A sense of deity on every heart←⤒🔗
If our understanding of Paul is correct, there is no such thing as an atheist. This has certainly been the traditional view of Reformed theology. To quote Calvin again, "God has endued all men with some sense of his godhead", with the result that "a sense of deity is inscribed on every heart". Moreover, this knowledge is indelible. Man never loses it: "Although men struggle with their own convictions and would fain not only banish God from their minds but from heaven also, their stupefaction is never so complete as to prevent them from being dragged occasionally before the divine tribunal". This agrees with what Paul says at the close of Romans 1: even when men sink to the very bottom of the moral abyss, not only engaging in perverted practices themselves but hero-worshipping those who excel in them, they carry with them a sense of the judgment of God (Rom. 1:32). "Still," wrote Calvin, "the conviction that there is some Deity continues to exist, like a plant which can never be completely eradicated, though so corrupt that it is only capable of producing the worst of fruit."
Practical implications←⤒🔗
All this has three obvious practical implications.
First, we can never accept men's claim that they are atheists or agnostics. Such a claim contradicts what the Bible tells us about human nature. Wherever we go we have to assume that there is a divinely implanted awareness of God in every human soul.

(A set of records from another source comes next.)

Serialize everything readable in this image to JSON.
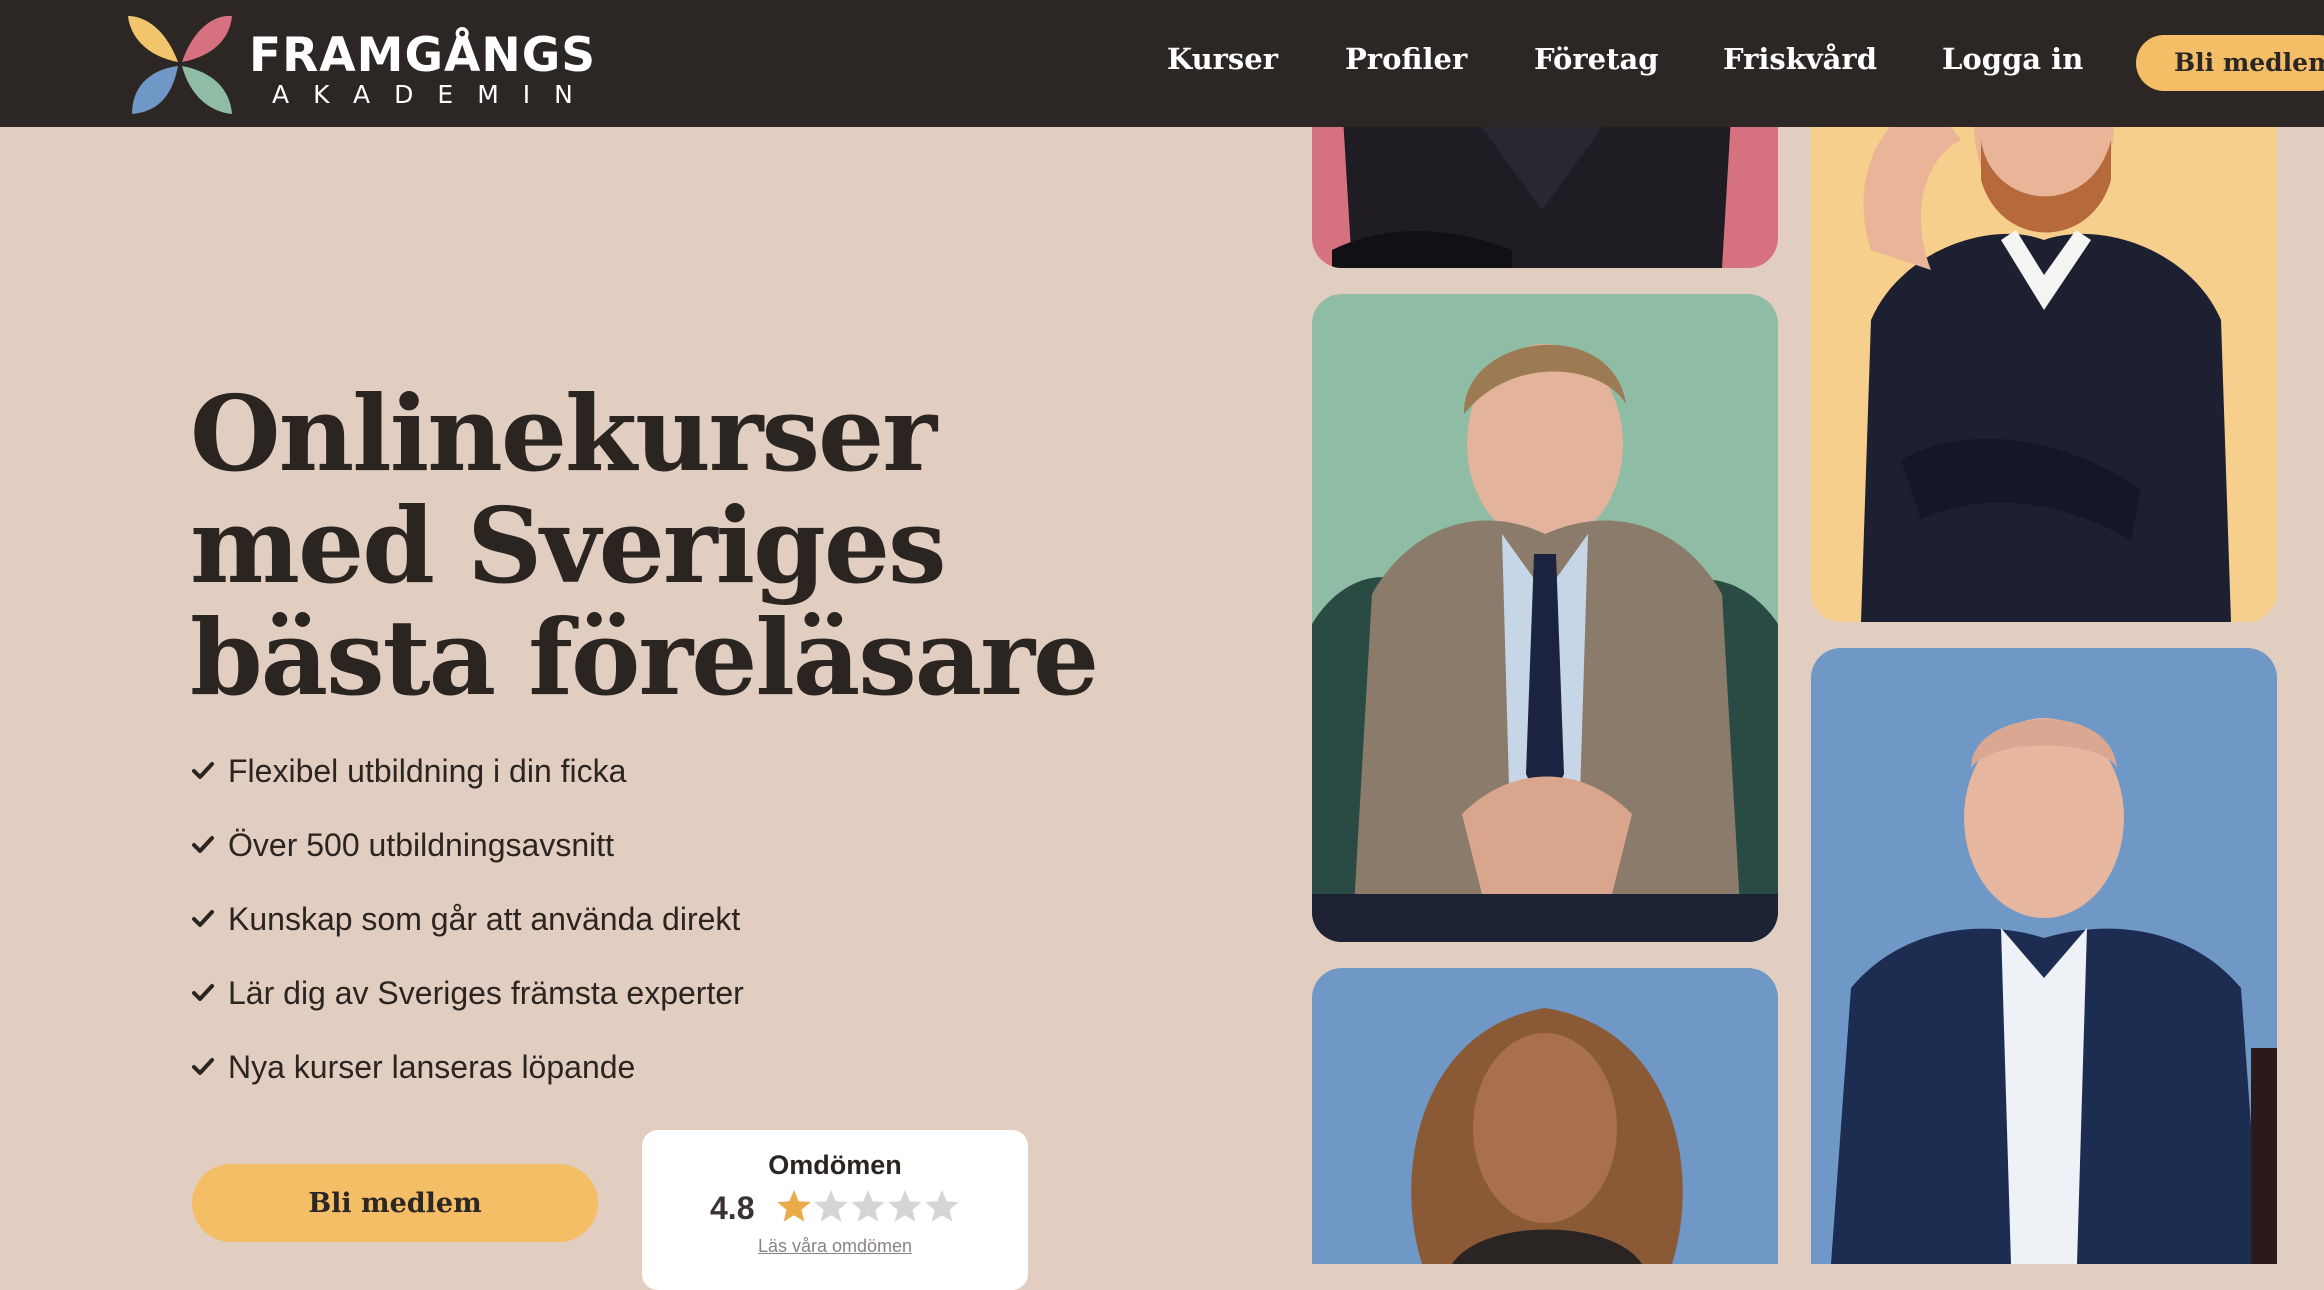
{
  "header": {
    "logo": {
      "name": "FRAMGÅNGS",
      "sub": "AKADEMIN"
    },
    "nav": [
      {
        "label": "Kurser"
      },
      {
        "label": "Profiler"
      },
      {
        "label": "Företag"
      },
      {
        "label": "Friskvård"
      },
      {
        "label": "Logga in"
      }
    ],
    "cta": "Bli medlem"
  },
  "hero": {
    "title_lines": [
      "Onlinekurser",
      "med Sveriges",
      "bästa föreläsare"
    ],
    "bullets": [
      "Flexibel utbildning i din ficka",
      "Över 500 utbildningsavsnitt",
      "Kunskap som går att använda direkt",
      "Lär dig av Sveriges främsta experter",
      "Nya kurser lanseras löpande"
    ],
    "cta": "Bli medlem"
  },
  "reviews": {
    "title": "Omdömen",
    "score": "4.8",
    "rating": 4.8,
    "max": 5,
    "link": "Läs våra omdömen"
  },
  "icons": {
    "check": "checkmark-icon",
    "star": "star-icon",
    "logo": "flower-logo-icon"
  },
  "colors": {
    "page_bg": "#e2cdc1",
    "header_bg": "#2c2725",
    "accent": "#f3be66",
    "tile_pink": "#d6727f",
    "tile_green": "#8fbca4",
    "tile_yellow": "#f6cf8c",
    "tile_blue": "#6f98c6"
  }
}
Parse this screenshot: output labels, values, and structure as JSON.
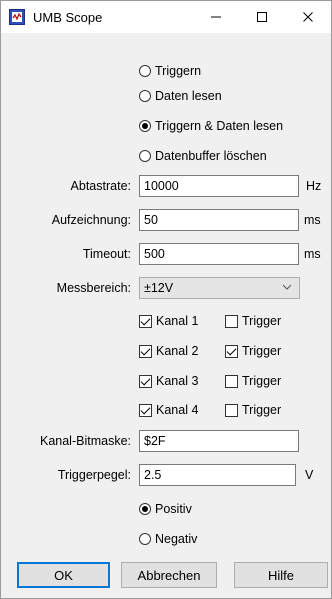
{
  "window": {
    "title": "UMB Scope"
  },
  "radios_top": [
    {
      "label": "Triggern",
      "checked": false
    },
    {
      "label": "Daten lesen",
      "checked": false
    },
    {
      "label": "Triggern & Daten lesen",
      "checked": true
    },
    {
      "label": "Datenbuffer löschen",
      "checked": false
    }
  ],
  "fields": {
    "abtastrate": {
      "label": "Abtastrate:",
      "value": "10000",
      "unit": "Hz"
    },
    "aufzeichnung": {
      "label": "Aufzeichnung:",
      "value": "50",
      "unit": "ms"
    },
    "timeout": {
      "label": "Timeout:",
      "value": "500",
      "unit": "ms"
    },
    "messbereich": {
      "label": "Messbereich:",
      "value": "±12V"
    },
    "bitmaske": {
      "label": "Kanal-Bitmaske:",
      "value": "$2F"
    },
    "triggerpegel": {
      "label": "Triggerpegel:",
      "value": "2.5",
      "unit": "V"
    }
  },
  "channels": [
    {
      "label": "Kanal 1",
      "checked": true,
      "trigger_label": "Trigger",
      "trigger": false
    },
    {
      "label": "Kanal 2",
      "checked": true,
      "trigger_label": "Trigger",
      "trigger": true
    },
    {
      "label": "Kanal 3",
      "checked": true,
      "trigger_label": "Trigger",
      "trigger": false
    },
    {
      "label": "Kanal 4",
      "checked": true,
      "trigger_label": "Trigger",
      "trigger": false
    }
  ],
  "polarity": [
    {
      "label": "Positiv",
      "checked": true
    },
    {
      "label": "Negativ",
      "checked": false
    }
  ],
  "buttons": {
    "ok": "OK",
    "cancel": "Abbrechen",
    "help": "Hilfe"
  },
  "icons": {
    "app": "scope-app-icon",
    "minimize": "minimize-icon",
    "maximize": "maximize-icon",
    "close": "close-icon",
    "dropdown": "chevron-down-icon"
  }
}
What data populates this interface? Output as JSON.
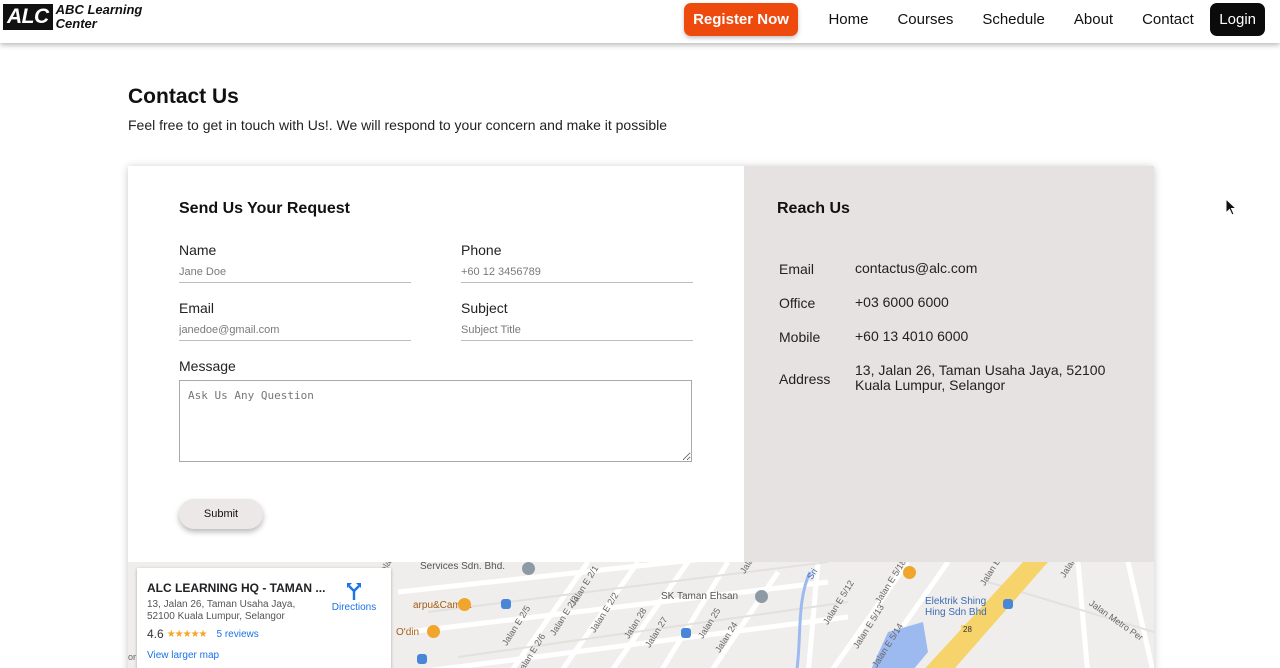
{
  "header": {
    "logo_mark": "ALC",
    "logo_line1": "ABC Learning",
    "logo_line2": "Center",
    "register_label": "Register Now",
    "nav": [
      "Home",
      "Courses",
      "Schedule",
      "About",
      "Contact"
    ],
    "login_label": "Login"
  },
  "page": {
    "title": "Contact Us",
    "subtitle": "Feel free to get in touch with Us!. We will respond to your concern and make it possible"
  },
  "form": {
    "title": "Send Us Your Request",
    "name_label": "Name",
    "name_placeholder": "Jane Doe",
    "phone_label": "Phone",
    "phone_placeholder": "+60 12 3456789",
    "email_label": "Email",
    "email_placeholder": "janedoe@gmail.com",
    "subject_label": "Subject",
    "subject_placeholder": "Subject Title",
    "message_label": "Message",
    "message_placeholder": "Ask Us Any Question",
    "submit_label": "Submit"
  },
  "reach": {
    "title": "Reach Us",
    "email_label": "Email",
    "email_value": "contactus@alc.com",
    "office_label": "Office",
    "office_value": "+03 6000 6000",
    "mobile_label": "Mobile",
    "mobile_value": "+60 13 4010 6000",
    "address_label": "Address",
    "address_value": "13, Jalan 26, Taman Usaha Jaya, 52100 Kuala Lumpur, Selangor"
  },
  "map": {
    "place_name": "ALC LEARNING HQ - TAMAN ...",
    "place_address": "13, Jalan 26, Taman Usaha Jaya, 52100 Kuala Lumpur, Selangor",
    "rating": "4.6",
    "stars": "★★★★★",
    "reviews": "5 reviews",
    "larger_map": "View larger map",
    "directions": "Directions",
    "attribution": "or",
    "labels": {
      "services": "Services Sdn. Bhd.",
      "carpu": "arpu&Camca",
      "odin": "O'din",
      "sk_taman": "SK Taman Ehsan",
      "elektrik": "Elektrik Shing",
      "elektrik2": "Hing Sdn Bhd",
      "route": "28",
      "j_e21": "Jalan E 2/1",
      "j_e22": "Jalan E 2/2",
      "j_e23": "Jalan E 2/3",
      "j_e25": "Jalan E 2/5",
      "j_e26": "Jalan E 2/6",
      "j_28": "Jalan 28",
      "j_27": "Jalan 27",
      "j_25": "Jalan 25",
      "j_24": "Jalan 24",
      "j_e512": "Jalan E 5/12",
      "j_e513": "Jalan E 5/13",
      "j_e514": "Jalan E 5/14",
      "j_e518": "Jalan E 5/18",
      "j_e516": "Jalan E 5/16",
      "j_metro": "Jalan Metro Per",
      "j_e": "Jalan E",
      "j_e35": "Jalan E 3/5",
      "j_53": "Jalan 5/3",
      "sri": "Sri"
    }
  },
  "colors": {
    "accent": "#ee4a0e",
    "reach_bg": "#e6e2e1",
    "login_bg": "#0b0b0b",
    "link": "#1a73e8"
  }
}
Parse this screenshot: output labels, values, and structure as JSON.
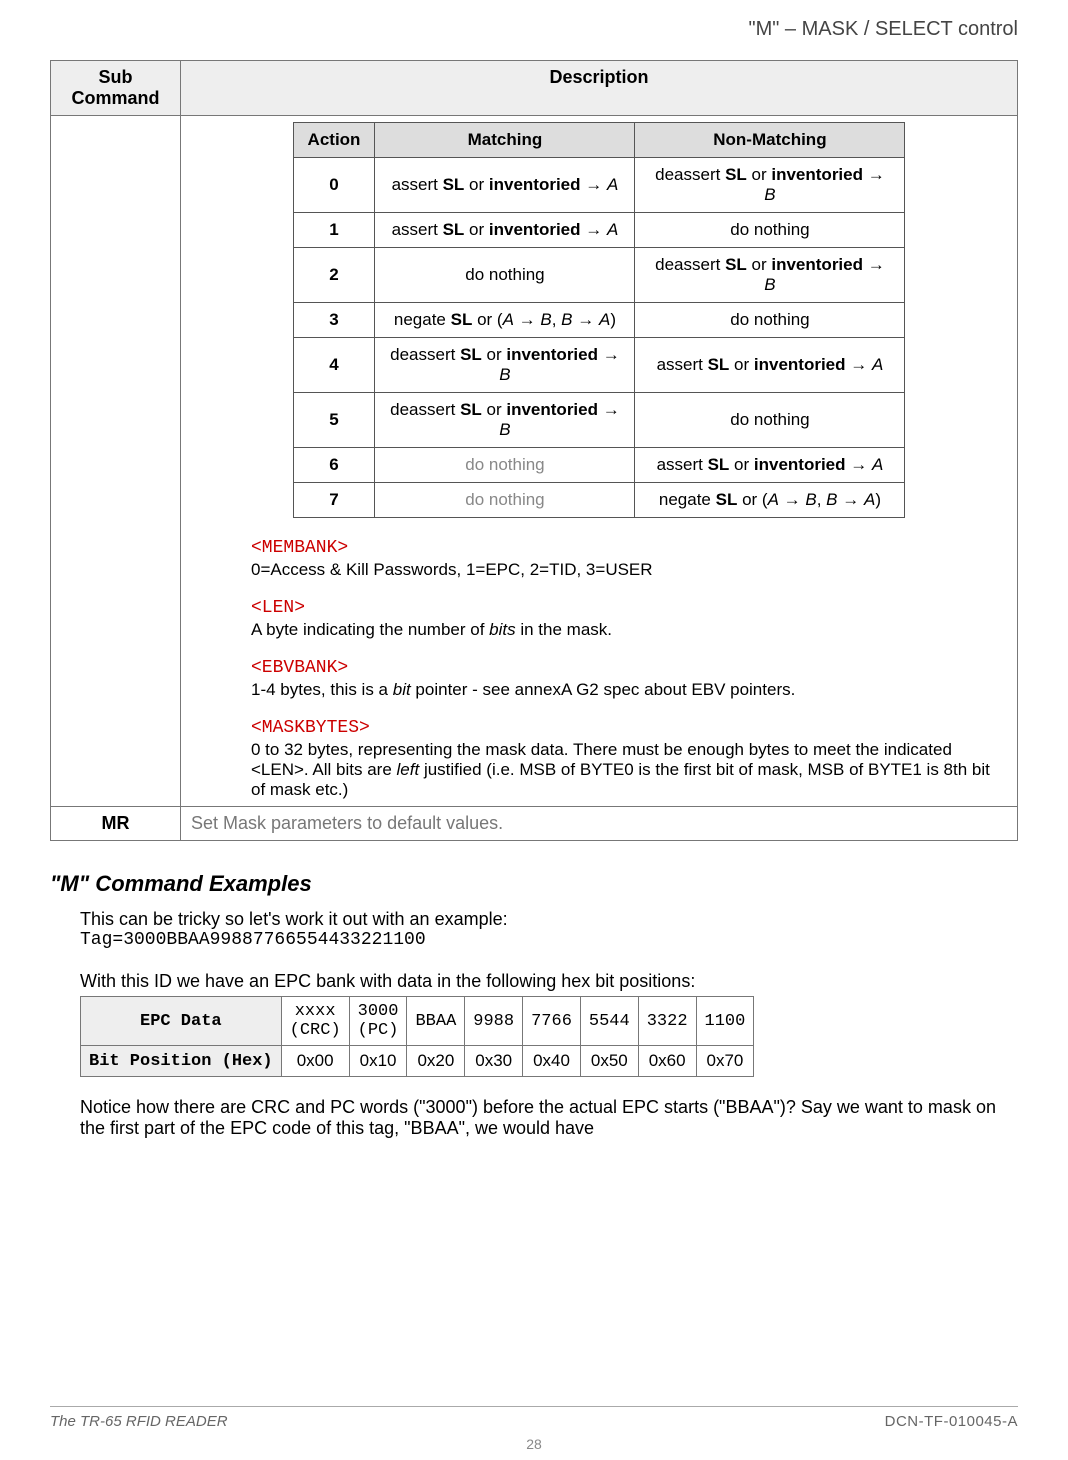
{
  "header": {
    "title": "\"M\" – MASK / SELECT control"
  },
  "main_table": {
    "col1": "Sub Command",
    "col2": "Description",
    "action_table": {
      "headers": [
        "Action",
        "Matching",
        "Non-Matching"
      ],
      "rows": [
        {
          "a": "0",
          "m": "assert SL or inventoried → A",
          "n": "deassert SL or inventoried → B"
        },
        {
          "a": "1",
          "m": "assert SL or inventoried → A",
          "n": "do nothing"
        },
        {
          "a": "2",
          "m": "do nothing",
          "n": "deassert SL or inventoried → B"
        },
        {
          "a": "3",
          "m": "negate SL or (A → B, B → A)",
          "n": "do nothing"
        },
        {
          "a": "4",
          "m": "deassert SL or inventoried → B",
          "n": "assert SL or inventoried → A"
        },
        {
          "a": "5",
          "m": "deassert SL or inventoried → B",
          "n": "do nothing"
        },
        {
          "a": "6",
          "m": "do nothing",
          "n": "assert SL or inventoried → A",
          "mgray": true
        },
        {
          "a": "7",
          "m": "do nothing",
          "n": "negate SL or (A → B, B → A)",
          "mgray": true
        }
      ]
    },
    "params": [
      {
        "tag": "<MEMBANK>",
        "desc": "0=Access & Kill Passwords, 1=EPC, 2=TID, 3=USER"
      },
      {
        "tag": "<LEN>",
        "desc": "A byte indicating the number of bits in the mask."
      },
      {
        "tag": "<EBVBANK>",
        "desc": "1-4 bytes, this is a bit pointer - see annexA G2 spec about EBV pointers."
      },
      {
        "tag": "<MASKBYTES>",
        "desc": "0 to 32 bytes, representing the mask data. There must be enough bytes to meet the indicated <LEN>. All bits are left justified (i.e. MSB of BYTE0 is the first bit of mask, MSB of BYTE1 is 8th bit of mask etc.)"
      }
    ],
    "mr_row": {
      "cmd": "MR",
      "desc": "Set Mask parameters to default values."
    }
  },
  "examples": {
    "title": "\"M\" Command Examples",
    "intro": "This can be tricky so let's work it out with an example:",
    "tag_line": "Tag=3000BBAA99887766554433221100",
    "sentence2": "With this ID we have an EPC bank with data in the following hex bit positions:",
    "epc_table": {
      "row1_label": "EPC Data",
      "row1": [
        "xxxx (CRC)",
        "3000 (PC)",
        "BBAA",
        "9988",
        "7766",
        "5544",
        "3322",
        "1100"
      ],
      "row2_label": "Bit Position (Hex)",
      "row2": [
        "0x00",
        "0x10",
        "0x20",
        "0x30",
        "0x40",
        "0x50",
        "0x60",
        "0x70"
      ]
    },
    "trailing": "Notice how there are CRC and PC words (\"3000\") before the actual EPC starts (\"BBAA\")? Say we want to mask on the first part of the EPC code of this tag, \"BBAA\", we would have"
  },
  "footer": {
    "left": "The TR-65 RFID READER",
    "right": "DCN-TF-010045-A",
    "page": "28"
  }
}
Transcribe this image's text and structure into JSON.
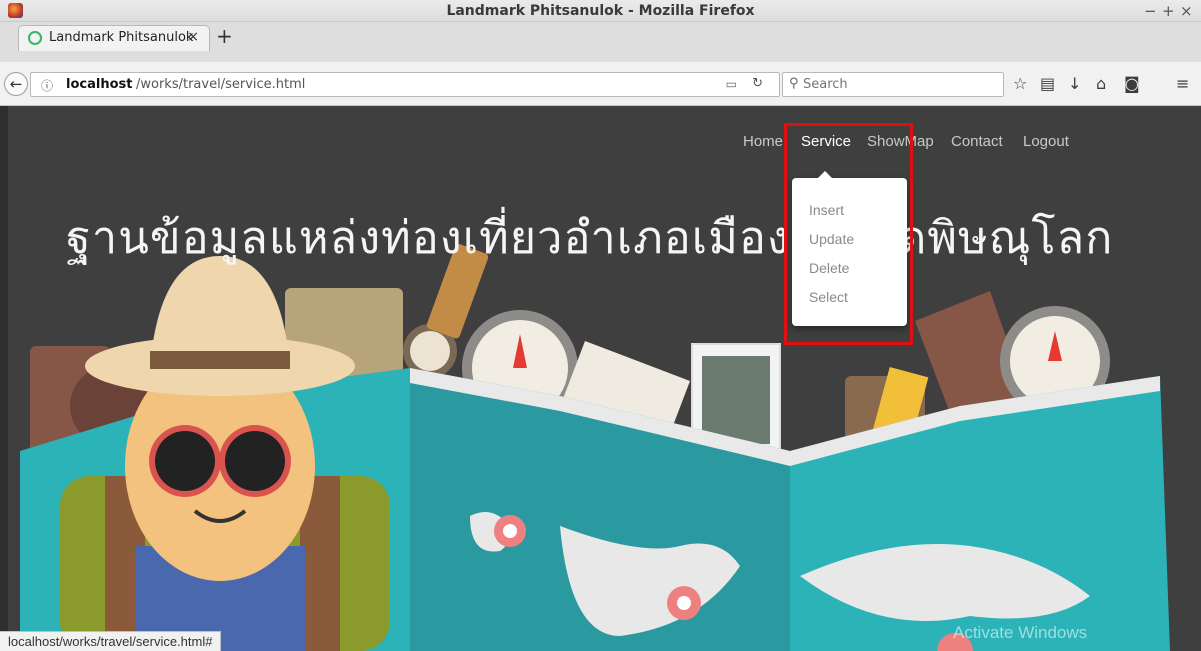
{
  "window": {
    "title": "Landmark Phitsanulok - Mozilla Firefox",
    "controls": [
      "−",
      "+",
      "×"
    ]
  },
  "tabs": [
    {
      "label": "Landmark Phitsanulok",
      "close": "×"
    }
  ],
  "newtab_label": "+",
  "navbar": {
    "back_glyph": "←",
    "url_host": "localhost",
    "url_path": "/works/travel/service.html",
    "search_placeholder": "Search",
    "icons": [
      "star-icon",
      "reading-list-icon",
      "download-icon",
      "home-icon",
      "pocket-icon",
      "menu-icon"
    ]
  },
  "site_nav": {
    "items": [
      "Home",
      "Service",
      "ShowMap",
      "Contact",
      "Logout"
    ],
    "active": "Service"
  },
  "headline": "ฐานข้อมูลแหล่งท่องเที่ยวอำเภอเมืองจังหวัดพิษณุโลก",
  "dropdown": {
    "items": [
      "Insert",
      "Update",
      "Delete",
      "Select"
    ]
  },
  "status_url": "localhost/works/travel/service.html#",
  "watermark": "Activate Windows",
  "colors": {
    "page_bg": "#3f3f3f",
    "map_teal": "#2bb3b8",
    "highlight_red": "#e01010"
  }
}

Secondly, we can take it for granted that basic religious concepts such as God, eternity, holiness, sin and judgment are meaningful to all men and women. To begin our evangelism by trying to get behind the framework (by setting out to prove, for example, that God exists) is to walk into a philosophical maze. We must not confuse knowledge of God (religion) with knowledge of how we know Him (epistemology).
Finally, all Christian witness must start from the assumption that "the seed of religion" exists in every human heart. This was certainly where Paul began with the Athenians. He did not try to make them religious. The evidence that they were already religious was all around him in the temples and altars and other priestly paraphernalia of the city. All men have a sense of the holy. All men have a feeling of dependence. All have God's law within their hearts. All know that they are answerable to God.
It is not our calling to instil these instincts in men. Our responsibility is to build on the foundation which God has already laid.